Human immunoglobulin G

Immunoglobulins are proteins the immune system produces that target bacterial and viral particles. Human immunoglobulin G (IgG) is a monomeric type of immunoglobulin. There are also several subclasses of IgG, each of which targets different pathogens.

Anti-D immunoglobulin

Anti-D immunoglobulins (AdD) are antibodies that recognize a certain antigen. They are produced in plasma cells and have different biological and clinical activities. For example, their glycosylation influences the structure and function of AdD immunoglobulins. Glycosylation is defined by the cells that produce it and may contribute to their clinical or biological activity.

Rho(D) immunoglobulin

Rho(D) immunoglobulin is used to prevent and treat RhD isoimmunization in pregnant women and people who are Rh-positive. It is commonly given during pregnancy and after childbirth. It may also be given to people who have received RhD-positive blood.

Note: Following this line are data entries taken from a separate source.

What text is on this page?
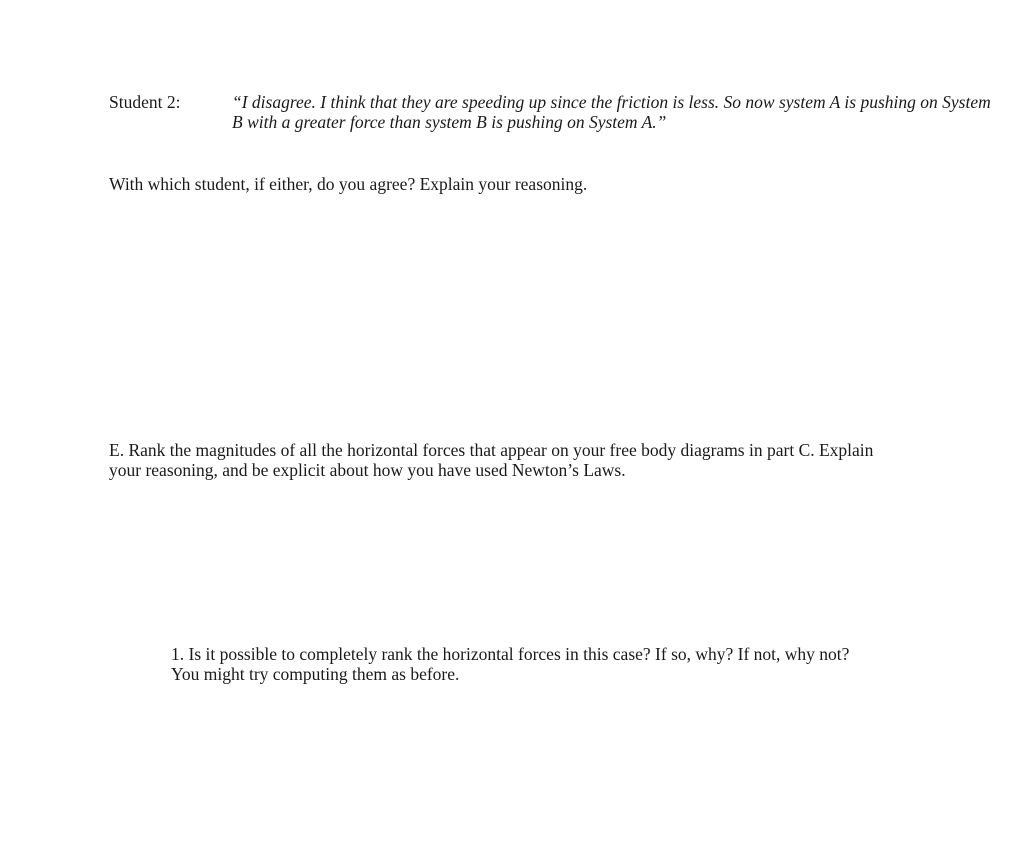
Student 2:	“I disagree. I think that they are speeding up since the friction is less. So now system A is pushing on System
B with a greater force than system B is pushing on System A.”
With which student, if either, do you agree? Explain your reasoning.
E. Rank the magnitudes of all the horizontal forces that appear on your free body diagrams in part C. Explain
your reasoning, and be explicit about how you have used Newton’s Laws.
1. Is it possible to completely rank the horizontal forces in this case? If so, why? If not, why not?
You might try computing them as before.
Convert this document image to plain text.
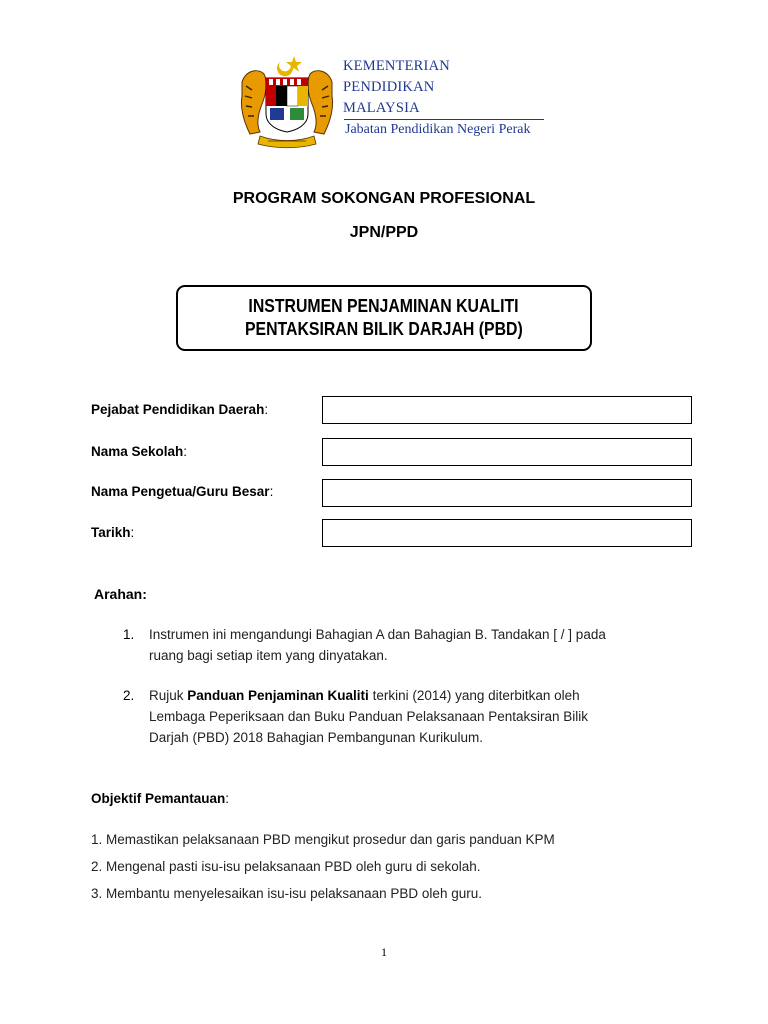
KEMENTERIAN
PENDIDIKAN
MALAYSIA
Jabatan Pendidikan Negeri Perak
PROGRAM SOKONGAN PROFESIONAL
JPN/PPD
INSTRUMEN PENJAMINAN KUALITI
PENTAKSIRAN BILIK DARJAH (PBD)
Pejabat Pendidikan Daerah:
Nama Sekolah:
Nama Pengetua/Guru Besar:
Tarikh:
Arahan:
1. Instrumen ini mengandungi Bahagian A dan Bahagian B. Tandakan [ / ] pada
ruang bagi setiap item yang dinyatakan.
2. Rujuk Panduan Penjaminan Kualiti terkini (2014) yang diterbitkan oleh
Lembaga Peperiksaan dan Buku Panduan Pelaksanaan Pentaksiran Bilik
Darjah (PBD) 2018 Bahagian Pembangunan Kurikulum.
Objektif Pemantauan:
1. Memastikan pelaksanaan PBD mengikut prosedur dan garis panduan KPM
2. Mengenal pasti isu-isu pelaksanaan PBD oleh guru di sekolah.
3. Membantu menyelesaikan isu-isu pelaksanaan PBD oleh guru.
1
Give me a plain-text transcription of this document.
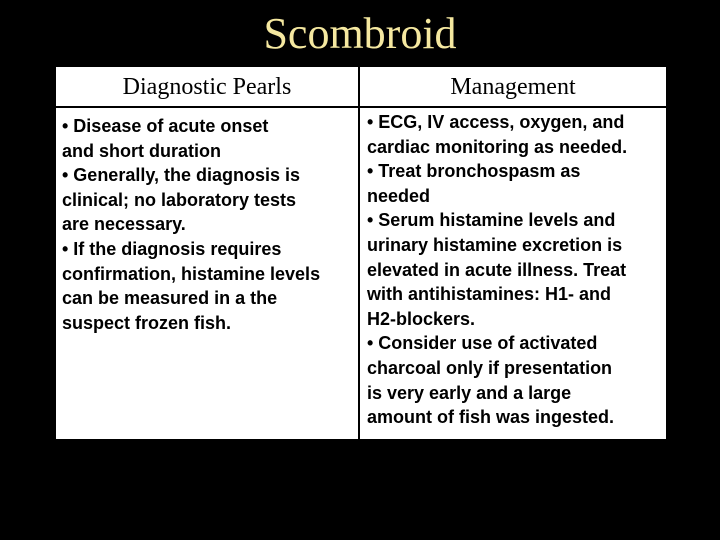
Scombroid
Diagnostic Pearls	Management
• Disease of acute onset
and short duration
• Generally, the diagnosis is
clinical; no laboratory tests
are necessary.
• If the diagnosis requires
confirmation, histamine levels
can be measured in a the
suspect frozen fish.
• ECG, IV access, oxygen, and
cardiac monitoring as needed.
• Treat bronchospasm as
needed
• Serum histamine levels and
urinary histamine excretion is
elevated in acute illness. Treat
with antihistamines: H1- and
H2-blockers.
• Consider use of activated
charcoal only if presentation
is very early and a large
amount of fish was ingested.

In phase III clinical study, the investigational drug anifrolumab reversed disease-associated neutropenia, lymphopenia, and thrombocytopenia. In addition, the treatment improved the quality of life for patients with HIV and AIDS. The safety and efficacy of anifrolumab were assessed through the monitoring of AEs (adverse events), clinical laboratory tests, and immunogenicity. Patients were monitored monthly for a minimum of three years. Non-serious AEs were recorded during the first year of the study, while serious AEs were recorded at each visit during the second and third years. Serious AEs included hepatic dysfunction, hypersensitivity, and infections, including anaphylaxis and vasculitis.


Ansuvimab is an immunoglobulin inhibitor with an extended half-life. It works by mutating the Fc region residues at the FcRn-Fc interface. This increases the half-life of IgG in circulation.